Laser hair restoration
Medical hair restoration
Surgical hair restoration
Hair restoration surgery
Laser hair restoration
Hair restoration cost
Hair restoration doctor
Hair restoration for men
Hair restoration for women
Hair transplant repair
Hair restoration center
Hair restoration surgeon
Transdermal hair restoration
FUE hair transplant
Hair restoration clinic
Hair transplant procedure
Transplant hair replacement
Affordable hair transplant
Hair restoration price
Bad hair transplant
Body hair transplant
Follicular hair transplant
Permanent hair transplant
Frontal hair transplant
Hair transplant information
Hair loss restoration

Laser hair restoration

Laser hair restoration is considered to be a state-of-art technique by some surgeons with its own advantages and disadvantages. Laser hair restoration was first introduced in the 1990s to try to increase the technology of transplanting hair to a new level and to help speed up the hair restoration procedure. In laser hair restoration, a carbon dioxide laser (sometimes a YAG laser is used but most surgeons conducting laser hair restoration use a carbon dioxide laser) issuing short high-power pulses creates openings for hair grafts with less bleeding and thermal damage than a traditional steel punch.

Laser hair restoration was claimed to be painless and bloodless, but later this claim was found to be misleading. In fact, some research studies found laser hair restoration reduced the survival success rate of transplanted hair follicles by as much as forty-percent. This was caused by a lack of blood flow to the new graft after being implanted into the laser created aperture. The laser hair beam actually cauterized the area, stopping the blood flow that a brand new graft needed to survive. Laser hair restoration is painful unless local anesthesia is given to fully numb the area prior to its use. Laser hair restoration minimizes the most important physiological consideration determining the success of the transplant, namely oxygenation. The laser hair restoration process should be aimed at maximizing blood flow to the implanted hair follicles, rather than reducing it and any manipulation that compromises proper oxygenation will potentially compromise graft survival.
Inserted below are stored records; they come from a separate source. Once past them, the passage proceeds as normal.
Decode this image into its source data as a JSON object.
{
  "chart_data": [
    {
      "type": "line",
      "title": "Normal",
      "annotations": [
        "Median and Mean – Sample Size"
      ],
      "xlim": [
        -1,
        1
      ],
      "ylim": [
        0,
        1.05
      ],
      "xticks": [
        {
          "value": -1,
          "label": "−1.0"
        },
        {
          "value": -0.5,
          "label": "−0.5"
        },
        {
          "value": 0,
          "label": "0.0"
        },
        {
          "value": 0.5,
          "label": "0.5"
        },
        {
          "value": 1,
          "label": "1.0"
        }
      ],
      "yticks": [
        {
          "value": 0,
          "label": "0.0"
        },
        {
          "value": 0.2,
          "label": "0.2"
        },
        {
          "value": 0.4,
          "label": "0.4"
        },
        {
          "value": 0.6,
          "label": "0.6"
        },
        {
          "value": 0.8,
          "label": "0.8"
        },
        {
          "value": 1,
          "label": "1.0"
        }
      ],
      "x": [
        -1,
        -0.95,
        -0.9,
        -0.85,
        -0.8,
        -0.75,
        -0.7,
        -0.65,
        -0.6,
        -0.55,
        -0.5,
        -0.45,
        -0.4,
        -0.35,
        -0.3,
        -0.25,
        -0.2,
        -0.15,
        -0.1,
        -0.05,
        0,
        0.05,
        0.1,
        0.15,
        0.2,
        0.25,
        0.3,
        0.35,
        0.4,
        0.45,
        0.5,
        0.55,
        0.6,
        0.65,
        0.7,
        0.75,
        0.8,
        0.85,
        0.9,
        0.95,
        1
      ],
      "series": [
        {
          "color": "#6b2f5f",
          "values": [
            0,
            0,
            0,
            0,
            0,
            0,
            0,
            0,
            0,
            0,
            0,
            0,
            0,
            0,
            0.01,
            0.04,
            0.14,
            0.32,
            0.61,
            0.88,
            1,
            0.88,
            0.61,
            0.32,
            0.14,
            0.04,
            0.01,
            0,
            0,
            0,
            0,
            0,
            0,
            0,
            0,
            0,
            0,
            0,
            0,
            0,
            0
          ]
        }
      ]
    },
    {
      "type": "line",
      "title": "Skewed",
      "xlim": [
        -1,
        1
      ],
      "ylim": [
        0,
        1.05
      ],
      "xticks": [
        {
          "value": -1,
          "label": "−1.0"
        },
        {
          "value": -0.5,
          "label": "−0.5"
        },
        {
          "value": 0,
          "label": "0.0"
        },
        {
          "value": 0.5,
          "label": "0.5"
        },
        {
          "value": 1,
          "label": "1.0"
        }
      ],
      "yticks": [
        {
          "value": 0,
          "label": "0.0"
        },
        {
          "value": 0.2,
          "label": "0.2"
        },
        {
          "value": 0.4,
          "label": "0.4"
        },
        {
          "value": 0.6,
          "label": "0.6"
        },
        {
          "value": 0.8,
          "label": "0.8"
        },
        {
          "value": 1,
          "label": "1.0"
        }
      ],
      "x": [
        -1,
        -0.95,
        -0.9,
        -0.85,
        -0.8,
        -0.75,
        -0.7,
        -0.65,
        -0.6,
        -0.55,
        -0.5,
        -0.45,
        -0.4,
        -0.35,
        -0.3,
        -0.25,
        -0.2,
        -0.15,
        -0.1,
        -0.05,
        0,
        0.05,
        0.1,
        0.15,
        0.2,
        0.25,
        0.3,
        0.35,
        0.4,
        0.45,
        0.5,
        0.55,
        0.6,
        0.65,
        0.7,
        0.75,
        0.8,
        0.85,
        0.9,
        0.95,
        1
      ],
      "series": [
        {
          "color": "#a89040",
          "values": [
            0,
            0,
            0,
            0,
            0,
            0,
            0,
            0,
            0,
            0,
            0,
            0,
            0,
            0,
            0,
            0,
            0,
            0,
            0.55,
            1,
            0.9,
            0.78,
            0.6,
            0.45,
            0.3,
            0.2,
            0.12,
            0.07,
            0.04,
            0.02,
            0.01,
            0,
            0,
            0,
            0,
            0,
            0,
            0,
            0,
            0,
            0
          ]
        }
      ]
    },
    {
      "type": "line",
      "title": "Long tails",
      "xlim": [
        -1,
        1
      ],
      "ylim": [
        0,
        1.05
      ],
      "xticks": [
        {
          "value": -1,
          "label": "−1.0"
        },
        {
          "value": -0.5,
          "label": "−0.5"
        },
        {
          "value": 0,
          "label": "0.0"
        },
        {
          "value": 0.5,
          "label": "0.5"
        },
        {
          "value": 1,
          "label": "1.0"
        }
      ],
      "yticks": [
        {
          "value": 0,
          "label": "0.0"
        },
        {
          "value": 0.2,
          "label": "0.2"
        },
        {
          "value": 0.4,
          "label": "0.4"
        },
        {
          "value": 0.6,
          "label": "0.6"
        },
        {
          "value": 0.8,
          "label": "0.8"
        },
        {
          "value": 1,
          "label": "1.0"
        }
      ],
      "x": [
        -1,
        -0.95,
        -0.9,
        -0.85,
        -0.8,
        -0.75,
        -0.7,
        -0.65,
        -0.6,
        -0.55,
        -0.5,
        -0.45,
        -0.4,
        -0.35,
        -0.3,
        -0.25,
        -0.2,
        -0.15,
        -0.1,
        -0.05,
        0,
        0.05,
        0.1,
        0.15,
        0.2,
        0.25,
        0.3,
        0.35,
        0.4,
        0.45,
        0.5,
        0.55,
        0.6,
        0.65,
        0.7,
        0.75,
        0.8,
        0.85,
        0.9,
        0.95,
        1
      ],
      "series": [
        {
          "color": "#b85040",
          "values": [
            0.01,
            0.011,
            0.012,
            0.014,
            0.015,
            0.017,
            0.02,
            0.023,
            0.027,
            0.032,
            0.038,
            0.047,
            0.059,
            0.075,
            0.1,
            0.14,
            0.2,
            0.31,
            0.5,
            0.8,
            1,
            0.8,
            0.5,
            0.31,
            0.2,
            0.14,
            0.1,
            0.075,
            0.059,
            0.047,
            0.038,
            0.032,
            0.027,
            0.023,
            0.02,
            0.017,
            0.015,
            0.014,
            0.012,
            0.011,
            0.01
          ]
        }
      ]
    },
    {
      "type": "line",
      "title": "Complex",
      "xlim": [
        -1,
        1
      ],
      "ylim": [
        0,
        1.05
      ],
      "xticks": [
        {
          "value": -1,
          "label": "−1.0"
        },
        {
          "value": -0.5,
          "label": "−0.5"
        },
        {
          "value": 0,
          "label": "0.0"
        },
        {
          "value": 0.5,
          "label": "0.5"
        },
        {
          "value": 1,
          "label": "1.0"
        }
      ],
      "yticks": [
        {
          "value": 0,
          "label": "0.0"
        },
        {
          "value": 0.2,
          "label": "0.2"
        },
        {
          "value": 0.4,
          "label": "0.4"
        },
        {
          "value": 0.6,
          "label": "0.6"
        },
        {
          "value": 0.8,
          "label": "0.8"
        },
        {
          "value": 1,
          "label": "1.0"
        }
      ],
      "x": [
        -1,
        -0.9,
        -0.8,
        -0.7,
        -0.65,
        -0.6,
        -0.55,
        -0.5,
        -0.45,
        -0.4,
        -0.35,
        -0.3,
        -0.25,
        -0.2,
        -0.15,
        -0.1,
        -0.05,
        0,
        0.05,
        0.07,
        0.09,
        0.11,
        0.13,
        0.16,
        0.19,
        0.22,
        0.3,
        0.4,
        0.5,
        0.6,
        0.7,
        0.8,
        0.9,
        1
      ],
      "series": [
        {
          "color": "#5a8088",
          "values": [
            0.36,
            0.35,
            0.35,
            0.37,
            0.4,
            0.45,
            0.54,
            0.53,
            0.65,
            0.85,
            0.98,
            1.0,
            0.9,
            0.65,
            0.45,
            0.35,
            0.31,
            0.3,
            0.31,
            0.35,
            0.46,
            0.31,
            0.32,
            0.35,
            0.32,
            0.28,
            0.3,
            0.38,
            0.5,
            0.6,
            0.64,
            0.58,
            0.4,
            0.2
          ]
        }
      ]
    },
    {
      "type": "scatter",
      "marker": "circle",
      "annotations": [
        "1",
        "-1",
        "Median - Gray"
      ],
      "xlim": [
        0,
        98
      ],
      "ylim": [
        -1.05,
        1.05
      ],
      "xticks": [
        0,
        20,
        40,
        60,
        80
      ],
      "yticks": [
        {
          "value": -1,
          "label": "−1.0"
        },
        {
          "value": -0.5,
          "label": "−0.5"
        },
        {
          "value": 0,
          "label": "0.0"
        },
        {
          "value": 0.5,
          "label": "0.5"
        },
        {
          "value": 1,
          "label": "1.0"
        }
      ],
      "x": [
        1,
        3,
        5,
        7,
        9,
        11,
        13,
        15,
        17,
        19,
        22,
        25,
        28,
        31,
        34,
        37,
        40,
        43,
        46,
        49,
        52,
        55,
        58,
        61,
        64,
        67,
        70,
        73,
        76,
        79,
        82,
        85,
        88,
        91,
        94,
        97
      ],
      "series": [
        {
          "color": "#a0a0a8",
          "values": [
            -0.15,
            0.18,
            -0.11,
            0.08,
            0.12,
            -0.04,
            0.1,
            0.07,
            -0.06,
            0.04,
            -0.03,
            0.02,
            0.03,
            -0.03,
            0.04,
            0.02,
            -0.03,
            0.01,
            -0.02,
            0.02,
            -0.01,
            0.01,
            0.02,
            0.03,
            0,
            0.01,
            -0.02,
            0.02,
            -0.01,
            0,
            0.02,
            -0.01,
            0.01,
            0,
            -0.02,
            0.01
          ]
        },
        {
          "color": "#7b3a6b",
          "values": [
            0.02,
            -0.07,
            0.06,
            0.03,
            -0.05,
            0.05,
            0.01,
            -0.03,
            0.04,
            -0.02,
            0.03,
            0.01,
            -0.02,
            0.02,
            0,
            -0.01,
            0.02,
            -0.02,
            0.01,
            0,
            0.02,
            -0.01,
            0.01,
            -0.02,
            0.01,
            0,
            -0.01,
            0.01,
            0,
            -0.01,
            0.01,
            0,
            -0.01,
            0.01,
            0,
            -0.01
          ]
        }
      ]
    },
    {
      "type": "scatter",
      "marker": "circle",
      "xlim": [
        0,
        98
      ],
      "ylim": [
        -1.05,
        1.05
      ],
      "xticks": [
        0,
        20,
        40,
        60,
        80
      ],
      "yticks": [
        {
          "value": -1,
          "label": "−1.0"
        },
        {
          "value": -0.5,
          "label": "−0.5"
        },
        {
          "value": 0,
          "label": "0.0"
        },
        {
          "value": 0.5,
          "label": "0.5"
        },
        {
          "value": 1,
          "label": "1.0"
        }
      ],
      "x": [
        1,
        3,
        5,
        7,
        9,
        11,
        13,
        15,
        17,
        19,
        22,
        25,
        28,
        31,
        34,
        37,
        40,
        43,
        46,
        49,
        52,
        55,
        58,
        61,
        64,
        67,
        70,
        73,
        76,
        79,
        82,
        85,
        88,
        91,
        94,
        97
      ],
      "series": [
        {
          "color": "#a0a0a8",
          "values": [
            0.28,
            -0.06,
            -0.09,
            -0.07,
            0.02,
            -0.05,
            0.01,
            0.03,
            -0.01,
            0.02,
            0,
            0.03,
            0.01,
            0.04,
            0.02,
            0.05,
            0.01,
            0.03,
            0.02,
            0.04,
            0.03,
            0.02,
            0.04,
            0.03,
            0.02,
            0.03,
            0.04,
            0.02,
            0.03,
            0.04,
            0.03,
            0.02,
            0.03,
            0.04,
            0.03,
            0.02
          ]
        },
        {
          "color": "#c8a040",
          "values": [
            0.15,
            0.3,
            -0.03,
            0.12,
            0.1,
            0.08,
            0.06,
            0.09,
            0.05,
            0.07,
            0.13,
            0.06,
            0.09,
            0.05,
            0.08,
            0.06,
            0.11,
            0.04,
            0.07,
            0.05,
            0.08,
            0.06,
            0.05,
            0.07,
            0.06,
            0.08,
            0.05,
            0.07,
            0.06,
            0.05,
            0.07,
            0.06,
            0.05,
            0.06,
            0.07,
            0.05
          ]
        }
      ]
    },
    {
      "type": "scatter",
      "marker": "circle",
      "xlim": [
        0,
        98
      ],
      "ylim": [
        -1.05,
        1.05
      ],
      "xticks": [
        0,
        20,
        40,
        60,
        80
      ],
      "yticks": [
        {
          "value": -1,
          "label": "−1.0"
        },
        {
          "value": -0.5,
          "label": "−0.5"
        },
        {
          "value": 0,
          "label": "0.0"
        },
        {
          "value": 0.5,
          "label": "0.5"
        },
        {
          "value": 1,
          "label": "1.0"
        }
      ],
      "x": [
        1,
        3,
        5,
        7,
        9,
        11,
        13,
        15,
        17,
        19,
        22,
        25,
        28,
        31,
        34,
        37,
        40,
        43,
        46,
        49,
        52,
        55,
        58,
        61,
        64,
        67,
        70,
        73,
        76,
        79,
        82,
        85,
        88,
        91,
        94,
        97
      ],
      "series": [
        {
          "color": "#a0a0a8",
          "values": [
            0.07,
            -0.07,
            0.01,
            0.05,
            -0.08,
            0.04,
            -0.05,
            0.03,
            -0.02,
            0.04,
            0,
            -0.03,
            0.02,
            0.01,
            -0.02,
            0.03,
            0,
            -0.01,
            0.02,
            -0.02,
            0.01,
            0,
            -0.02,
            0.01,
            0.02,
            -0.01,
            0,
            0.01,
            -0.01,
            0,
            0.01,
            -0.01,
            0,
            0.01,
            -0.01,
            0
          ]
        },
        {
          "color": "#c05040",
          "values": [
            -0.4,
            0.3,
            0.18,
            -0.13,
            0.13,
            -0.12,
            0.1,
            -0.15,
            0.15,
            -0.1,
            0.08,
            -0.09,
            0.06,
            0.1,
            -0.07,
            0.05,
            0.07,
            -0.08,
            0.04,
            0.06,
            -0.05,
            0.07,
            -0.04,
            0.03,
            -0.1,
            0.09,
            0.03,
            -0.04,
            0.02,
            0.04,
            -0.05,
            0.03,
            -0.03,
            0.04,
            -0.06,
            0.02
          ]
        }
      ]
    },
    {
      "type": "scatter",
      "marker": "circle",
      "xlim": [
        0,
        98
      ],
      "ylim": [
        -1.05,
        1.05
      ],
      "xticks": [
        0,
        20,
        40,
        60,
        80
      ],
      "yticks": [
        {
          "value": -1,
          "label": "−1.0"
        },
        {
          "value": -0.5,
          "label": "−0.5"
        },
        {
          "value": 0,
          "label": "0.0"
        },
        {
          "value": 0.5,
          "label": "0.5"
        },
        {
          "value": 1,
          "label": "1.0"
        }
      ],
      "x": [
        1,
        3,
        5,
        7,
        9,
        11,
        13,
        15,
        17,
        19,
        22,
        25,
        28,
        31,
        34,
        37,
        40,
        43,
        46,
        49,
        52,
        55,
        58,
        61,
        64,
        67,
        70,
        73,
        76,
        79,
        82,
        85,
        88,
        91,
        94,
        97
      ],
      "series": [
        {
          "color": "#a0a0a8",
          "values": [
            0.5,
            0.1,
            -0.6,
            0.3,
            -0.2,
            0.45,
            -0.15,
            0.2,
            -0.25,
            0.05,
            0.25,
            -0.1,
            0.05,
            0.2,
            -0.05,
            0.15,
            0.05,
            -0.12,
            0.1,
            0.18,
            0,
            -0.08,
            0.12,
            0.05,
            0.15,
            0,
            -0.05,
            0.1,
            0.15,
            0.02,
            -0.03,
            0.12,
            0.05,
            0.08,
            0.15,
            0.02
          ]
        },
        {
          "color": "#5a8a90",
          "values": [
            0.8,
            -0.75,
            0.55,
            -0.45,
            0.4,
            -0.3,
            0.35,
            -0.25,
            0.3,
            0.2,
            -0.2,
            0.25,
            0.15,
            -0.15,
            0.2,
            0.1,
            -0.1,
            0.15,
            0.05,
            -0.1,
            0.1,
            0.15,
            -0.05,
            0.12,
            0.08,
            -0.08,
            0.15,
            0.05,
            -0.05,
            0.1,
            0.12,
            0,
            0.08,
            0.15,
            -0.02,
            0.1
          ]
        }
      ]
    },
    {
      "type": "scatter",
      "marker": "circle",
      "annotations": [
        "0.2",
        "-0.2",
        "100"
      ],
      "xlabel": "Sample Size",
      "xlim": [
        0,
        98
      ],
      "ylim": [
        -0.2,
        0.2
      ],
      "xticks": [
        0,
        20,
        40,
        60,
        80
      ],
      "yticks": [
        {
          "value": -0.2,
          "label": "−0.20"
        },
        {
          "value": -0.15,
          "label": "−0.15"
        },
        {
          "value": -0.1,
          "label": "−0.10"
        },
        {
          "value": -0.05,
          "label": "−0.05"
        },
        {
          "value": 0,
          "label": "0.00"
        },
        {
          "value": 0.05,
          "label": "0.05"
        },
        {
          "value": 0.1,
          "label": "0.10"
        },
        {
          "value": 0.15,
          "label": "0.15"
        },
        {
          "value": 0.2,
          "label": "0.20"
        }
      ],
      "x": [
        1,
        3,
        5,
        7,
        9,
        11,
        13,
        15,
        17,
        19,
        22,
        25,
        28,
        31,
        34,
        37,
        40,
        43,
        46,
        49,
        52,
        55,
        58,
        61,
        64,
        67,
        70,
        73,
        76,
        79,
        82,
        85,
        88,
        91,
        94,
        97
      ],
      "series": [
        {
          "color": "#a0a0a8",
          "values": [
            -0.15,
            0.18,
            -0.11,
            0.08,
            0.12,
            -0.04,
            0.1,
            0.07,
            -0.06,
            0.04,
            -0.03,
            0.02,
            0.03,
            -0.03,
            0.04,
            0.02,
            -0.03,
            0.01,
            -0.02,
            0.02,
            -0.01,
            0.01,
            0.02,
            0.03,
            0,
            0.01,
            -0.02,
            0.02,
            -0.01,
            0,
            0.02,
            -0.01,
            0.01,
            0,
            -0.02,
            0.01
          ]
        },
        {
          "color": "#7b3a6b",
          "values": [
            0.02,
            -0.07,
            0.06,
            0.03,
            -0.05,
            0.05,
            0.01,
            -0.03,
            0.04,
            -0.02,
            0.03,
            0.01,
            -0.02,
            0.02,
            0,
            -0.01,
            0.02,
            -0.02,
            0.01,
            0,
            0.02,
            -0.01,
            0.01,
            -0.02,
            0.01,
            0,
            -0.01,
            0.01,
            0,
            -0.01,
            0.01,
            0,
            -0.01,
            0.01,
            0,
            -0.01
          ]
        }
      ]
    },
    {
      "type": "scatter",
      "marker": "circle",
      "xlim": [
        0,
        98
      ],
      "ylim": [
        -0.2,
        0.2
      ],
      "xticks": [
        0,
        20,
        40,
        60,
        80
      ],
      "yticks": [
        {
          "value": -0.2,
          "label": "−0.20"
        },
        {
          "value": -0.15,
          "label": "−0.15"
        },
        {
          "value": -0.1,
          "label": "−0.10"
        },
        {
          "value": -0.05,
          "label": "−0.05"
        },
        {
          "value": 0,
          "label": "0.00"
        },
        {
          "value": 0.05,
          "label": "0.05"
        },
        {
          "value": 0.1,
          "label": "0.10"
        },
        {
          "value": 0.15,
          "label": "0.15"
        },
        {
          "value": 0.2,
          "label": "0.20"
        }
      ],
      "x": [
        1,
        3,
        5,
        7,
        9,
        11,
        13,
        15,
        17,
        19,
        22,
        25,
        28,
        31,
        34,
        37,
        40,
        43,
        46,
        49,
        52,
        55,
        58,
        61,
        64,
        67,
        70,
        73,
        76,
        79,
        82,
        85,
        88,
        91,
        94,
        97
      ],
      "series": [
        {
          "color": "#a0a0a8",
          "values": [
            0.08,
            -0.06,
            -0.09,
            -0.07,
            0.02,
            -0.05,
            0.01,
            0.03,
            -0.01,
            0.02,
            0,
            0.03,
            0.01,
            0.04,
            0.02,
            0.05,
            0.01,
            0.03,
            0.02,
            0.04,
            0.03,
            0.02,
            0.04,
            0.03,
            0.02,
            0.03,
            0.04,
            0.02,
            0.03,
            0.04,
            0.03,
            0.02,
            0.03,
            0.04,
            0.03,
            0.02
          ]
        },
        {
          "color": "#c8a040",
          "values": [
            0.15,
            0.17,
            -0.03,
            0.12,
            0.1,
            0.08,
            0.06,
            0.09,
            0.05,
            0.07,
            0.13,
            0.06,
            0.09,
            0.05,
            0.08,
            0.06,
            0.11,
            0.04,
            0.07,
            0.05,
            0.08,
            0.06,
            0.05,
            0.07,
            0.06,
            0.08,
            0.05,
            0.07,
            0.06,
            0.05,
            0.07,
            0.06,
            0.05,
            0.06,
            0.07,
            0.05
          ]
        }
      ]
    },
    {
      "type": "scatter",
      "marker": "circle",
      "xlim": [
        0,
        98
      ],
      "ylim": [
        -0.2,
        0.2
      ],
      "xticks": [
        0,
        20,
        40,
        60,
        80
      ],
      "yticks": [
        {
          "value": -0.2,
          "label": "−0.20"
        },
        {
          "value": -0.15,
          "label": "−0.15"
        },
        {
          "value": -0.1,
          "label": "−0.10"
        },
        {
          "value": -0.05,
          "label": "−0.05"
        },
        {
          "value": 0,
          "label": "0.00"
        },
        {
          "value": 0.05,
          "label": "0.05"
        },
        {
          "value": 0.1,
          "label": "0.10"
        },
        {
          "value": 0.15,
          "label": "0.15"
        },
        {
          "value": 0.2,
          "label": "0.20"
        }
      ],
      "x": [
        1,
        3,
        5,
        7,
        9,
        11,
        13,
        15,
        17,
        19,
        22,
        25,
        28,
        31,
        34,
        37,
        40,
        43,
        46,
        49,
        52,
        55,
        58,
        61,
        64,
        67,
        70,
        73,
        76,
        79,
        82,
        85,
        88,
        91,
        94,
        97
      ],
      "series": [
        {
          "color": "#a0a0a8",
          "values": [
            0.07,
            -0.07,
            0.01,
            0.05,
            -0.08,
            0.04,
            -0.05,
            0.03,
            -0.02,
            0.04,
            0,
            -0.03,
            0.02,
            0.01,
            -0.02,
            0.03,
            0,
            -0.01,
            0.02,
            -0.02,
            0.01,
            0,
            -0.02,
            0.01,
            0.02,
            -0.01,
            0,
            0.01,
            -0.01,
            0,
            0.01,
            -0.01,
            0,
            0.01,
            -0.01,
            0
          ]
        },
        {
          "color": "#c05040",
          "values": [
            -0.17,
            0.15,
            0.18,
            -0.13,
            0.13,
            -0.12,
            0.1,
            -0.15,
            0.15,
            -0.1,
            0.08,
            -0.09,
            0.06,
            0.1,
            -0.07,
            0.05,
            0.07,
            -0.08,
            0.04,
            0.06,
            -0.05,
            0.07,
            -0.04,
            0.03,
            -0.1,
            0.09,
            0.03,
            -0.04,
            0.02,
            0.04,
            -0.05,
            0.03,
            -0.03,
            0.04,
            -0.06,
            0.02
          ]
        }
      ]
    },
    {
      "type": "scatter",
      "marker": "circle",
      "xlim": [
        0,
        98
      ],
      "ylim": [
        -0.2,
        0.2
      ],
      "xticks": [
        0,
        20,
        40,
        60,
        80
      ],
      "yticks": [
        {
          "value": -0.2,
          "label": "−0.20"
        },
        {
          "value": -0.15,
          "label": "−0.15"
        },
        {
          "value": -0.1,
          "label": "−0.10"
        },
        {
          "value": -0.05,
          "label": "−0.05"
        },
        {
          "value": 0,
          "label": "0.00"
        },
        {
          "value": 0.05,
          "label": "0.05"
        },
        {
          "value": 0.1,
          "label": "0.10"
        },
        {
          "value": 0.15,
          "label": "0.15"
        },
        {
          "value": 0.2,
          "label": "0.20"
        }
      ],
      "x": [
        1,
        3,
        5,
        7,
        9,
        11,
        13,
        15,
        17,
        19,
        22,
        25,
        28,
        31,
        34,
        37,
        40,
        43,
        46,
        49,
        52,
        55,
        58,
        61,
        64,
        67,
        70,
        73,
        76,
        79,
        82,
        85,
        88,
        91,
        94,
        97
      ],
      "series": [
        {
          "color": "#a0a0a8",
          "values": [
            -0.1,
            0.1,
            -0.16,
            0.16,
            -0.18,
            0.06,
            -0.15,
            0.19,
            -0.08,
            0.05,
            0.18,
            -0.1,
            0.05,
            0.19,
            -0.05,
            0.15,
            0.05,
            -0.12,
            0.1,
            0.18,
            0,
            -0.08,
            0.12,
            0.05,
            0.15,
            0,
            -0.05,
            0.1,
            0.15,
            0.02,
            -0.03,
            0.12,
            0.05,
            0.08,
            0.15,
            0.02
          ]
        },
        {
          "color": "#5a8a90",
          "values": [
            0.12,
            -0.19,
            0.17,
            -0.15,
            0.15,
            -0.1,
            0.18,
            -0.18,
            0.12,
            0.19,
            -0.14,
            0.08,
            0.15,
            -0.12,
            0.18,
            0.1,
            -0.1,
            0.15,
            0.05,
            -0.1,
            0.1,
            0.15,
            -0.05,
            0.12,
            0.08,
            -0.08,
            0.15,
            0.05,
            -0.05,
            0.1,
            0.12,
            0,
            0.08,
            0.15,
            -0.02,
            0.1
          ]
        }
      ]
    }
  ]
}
One recent laser hair restoration research study showed that in order for the grafts to get to the ninety five percent or more survival rate attained with the more traditional steel punch or scalpel incision methods of transplantation, the physician needed to go back into the same aperture that was just made with a laser. It seems that the best way to make the smallest non-detectable slit or aperture in the beginning is without a laser. The tried and true way, using certain blade like instruments, is still the best method since it allows transplanted grafts to immediately receive the nourishment of blood supply and heal with the highest survival rate and the most undetectable appearance.

Lasers are a great and brilliant tool of this modern era for all kinds of diverse procedures. In general though they are not a popular tool for hair restoration selling. Some clinics may be using laser hair restoration surgery as a marketing gimmick, a selling point, just to get patients in the door and be made to think they are getting the best type of procedure available. As laser technology improves, laser sites become smaller, and the setback of thermal damage is sufficiently addressed, the advantage of rapidly producing large numbers of uniform sites will make the laser a more valuable tool for hair restoration surgery.